Un caso celebre è quello del pianista austriaco Paul Wittgenstein, che perse il braccio destro durante la Prima guerra mondiale. Deciso a continuare la propria carriera, commissionò ad alcuni importanti compositori opere eseguibili con la sola mano sinistra. Tra queste c'è il Concerto per pianoforte per la mano sinistra di Maurice Ravel. Il pianoforte non era cambiato. Era cambiato il modo di suonarlo: la musica era stata ripensata affinché cinque dita potessero ottenere risultati normalmente affidati a dieci.
Oggi la tecnologia permette di andare oltre: può essere lo strumento stesso ad adattarsi al corpo del musicista. Con uno strumento acustico esiste infatti un rapporto fisico abbastanza rigido tra gesto e suono: bisogna premere un tasto, pizzicare una corda, soffiare e muovere determinate dita. L'elettronica permette invece di separare le due cose. Un sensore può rilevare un movimento e trasformarlo in un comando che un computer utilizza per produrre un suono. Diventa così possibile partire non dai movimenti richiesti dallo strumento, ma da quelli che la persona può compiere.
Un esempio è EyeHarp, uno strumento musicale digitale sviluppato pensando anche alle persone con gravi disabilità motorie. Attraverso un sistema di eye tracking, il software rileva dove guarda il musicista e trasforma i movimenti oculari in comandi musicali. L'interfaccia consente non soltanto di selezionare singole note, ma anche di lavorare con accordi, melodie e altri elementi dell'esecuzione. Lo sguardo assume così una funzione che negli strumenti tradizionali viene normalmente affidata alle mani.

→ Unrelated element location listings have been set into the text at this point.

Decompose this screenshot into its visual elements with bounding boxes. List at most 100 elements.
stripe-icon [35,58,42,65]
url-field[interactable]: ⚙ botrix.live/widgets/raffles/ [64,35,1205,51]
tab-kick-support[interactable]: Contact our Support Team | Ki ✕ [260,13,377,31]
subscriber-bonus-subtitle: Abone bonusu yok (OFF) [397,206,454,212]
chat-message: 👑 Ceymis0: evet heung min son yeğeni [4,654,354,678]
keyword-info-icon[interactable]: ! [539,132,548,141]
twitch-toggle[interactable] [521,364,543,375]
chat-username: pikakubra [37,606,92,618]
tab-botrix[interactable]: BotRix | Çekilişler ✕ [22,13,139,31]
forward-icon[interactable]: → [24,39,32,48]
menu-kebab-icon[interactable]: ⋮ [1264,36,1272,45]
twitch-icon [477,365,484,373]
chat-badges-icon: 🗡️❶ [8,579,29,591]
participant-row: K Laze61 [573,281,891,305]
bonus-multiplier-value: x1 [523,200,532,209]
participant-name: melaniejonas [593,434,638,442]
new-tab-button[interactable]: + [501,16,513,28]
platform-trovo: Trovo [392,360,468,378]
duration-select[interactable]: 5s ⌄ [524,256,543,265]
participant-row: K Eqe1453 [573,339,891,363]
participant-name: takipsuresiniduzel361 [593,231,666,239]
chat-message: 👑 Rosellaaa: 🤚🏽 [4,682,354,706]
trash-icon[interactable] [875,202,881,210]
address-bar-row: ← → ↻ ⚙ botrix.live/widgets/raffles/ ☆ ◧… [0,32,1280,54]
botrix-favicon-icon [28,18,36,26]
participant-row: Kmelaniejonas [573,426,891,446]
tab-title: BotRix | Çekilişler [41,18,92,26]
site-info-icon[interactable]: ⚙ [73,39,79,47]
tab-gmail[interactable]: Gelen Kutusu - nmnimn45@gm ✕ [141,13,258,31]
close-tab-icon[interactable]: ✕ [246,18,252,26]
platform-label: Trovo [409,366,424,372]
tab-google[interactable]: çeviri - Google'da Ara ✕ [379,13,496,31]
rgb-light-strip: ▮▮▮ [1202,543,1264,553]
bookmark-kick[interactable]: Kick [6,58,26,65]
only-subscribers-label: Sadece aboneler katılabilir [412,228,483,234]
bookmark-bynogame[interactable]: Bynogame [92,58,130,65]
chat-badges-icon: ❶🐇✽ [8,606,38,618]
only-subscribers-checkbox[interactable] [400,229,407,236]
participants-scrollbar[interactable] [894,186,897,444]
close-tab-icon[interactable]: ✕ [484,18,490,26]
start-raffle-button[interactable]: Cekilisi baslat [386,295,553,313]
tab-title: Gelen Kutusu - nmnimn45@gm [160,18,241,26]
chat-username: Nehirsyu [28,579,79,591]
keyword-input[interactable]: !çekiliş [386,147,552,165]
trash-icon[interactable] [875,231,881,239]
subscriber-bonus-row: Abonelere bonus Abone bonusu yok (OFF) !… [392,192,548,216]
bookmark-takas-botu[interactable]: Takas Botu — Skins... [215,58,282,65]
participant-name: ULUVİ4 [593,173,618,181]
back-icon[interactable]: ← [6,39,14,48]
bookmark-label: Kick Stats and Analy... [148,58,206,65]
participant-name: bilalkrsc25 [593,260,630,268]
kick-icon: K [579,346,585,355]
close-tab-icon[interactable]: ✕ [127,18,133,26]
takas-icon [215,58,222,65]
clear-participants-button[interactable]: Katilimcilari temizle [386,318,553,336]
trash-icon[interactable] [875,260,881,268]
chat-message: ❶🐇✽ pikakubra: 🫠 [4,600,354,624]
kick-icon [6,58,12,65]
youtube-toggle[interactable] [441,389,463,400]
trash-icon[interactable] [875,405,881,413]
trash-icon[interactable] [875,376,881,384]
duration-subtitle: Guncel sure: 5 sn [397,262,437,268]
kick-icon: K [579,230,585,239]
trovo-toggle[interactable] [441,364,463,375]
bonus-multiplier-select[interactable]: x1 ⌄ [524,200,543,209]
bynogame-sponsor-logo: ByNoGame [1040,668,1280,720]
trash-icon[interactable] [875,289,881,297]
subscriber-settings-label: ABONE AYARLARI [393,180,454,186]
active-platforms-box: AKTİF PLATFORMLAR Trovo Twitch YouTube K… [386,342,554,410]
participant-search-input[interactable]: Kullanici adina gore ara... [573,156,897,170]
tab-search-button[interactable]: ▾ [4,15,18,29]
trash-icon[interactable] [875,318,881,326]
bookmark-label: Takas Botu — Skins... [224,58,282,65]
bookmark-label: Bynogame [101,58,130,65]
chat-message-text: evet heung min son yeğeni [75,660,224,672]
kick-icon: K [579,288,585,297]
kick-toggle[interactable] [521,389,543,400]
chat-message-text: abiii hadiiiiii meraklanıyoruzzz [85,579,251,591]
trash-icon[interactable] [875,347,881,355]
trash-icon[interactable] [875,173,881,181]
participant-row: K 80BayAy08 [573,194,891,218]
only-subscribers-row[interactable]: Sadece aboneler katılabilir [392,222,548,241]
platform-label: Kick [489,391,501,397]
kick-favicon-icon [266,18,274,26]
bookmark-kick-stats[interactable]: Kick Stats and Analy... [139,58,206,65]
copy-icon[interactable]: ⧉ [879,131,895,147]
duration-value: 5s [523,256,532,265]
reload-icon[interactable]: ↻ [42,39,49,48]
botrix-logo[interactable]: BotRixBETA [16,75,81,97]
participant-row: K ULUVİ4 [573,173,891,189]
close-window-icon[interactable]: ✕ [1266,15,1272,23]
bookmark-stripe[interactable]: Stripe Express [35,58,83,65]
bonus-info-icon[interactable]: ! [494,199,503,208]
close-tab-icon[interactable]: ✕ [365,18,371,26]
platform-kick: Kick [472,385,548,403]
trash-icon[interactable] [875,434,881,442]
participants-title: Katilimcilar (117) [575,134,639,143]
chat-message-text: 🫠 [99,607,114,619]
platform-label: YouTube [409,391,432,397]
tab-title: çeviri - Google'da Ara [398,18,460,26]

Un principio diverso è alla base di Soundbeam, che utilizza sensori a ultrasuoni per rilevare i movimenti compiuti nello spazio e convertirli in suoni. Il sistema può essere configurato in funzione delle capacità motorie di chi lo utilizza: un movimento di un braccio, di una mano o di un'altra parte del corpo può diventare un'azione musicale. La sensibilità dei sensori permette inoltre di utilizzare anche movimenti molto piccoli, ampliando le possibilità per le persone con mobilità ridotta.

Sono tecnologie che modificano una relazione rimasta per secoli quasi scontata. Tradizionalmente imparare uno strumento significa anche educare il proprio corpo a compiere i movimenti che quello strumento richiede. Con le interfacce digitali si può fare il contrario: partire dai movimenti che una persona controlla e costruire su quelli il modo di fare musica. Questo non significa che la tecnologia cancelli la disabilità o qualsiasi limite fisico: apre piuttosto un ventaglio di possibilità ancora solo parzialmente esplorate.
Di fronte a una persona che non può utilizzare le mani possiamo allora chiederci quali movimenti possa compiere e come trasformarli in musica. La differenza non riguarda soltanto l'accessibilità. Riguarda il modo stesso in cui concepiamo lo strumento musicale. Per secoli è stato soprattutto il corpo del musicista a doversi adattare allo strumento. Oggi, almeno in alcuni casi, possiamo finalmente chiedere allo strumento di fare il contrario.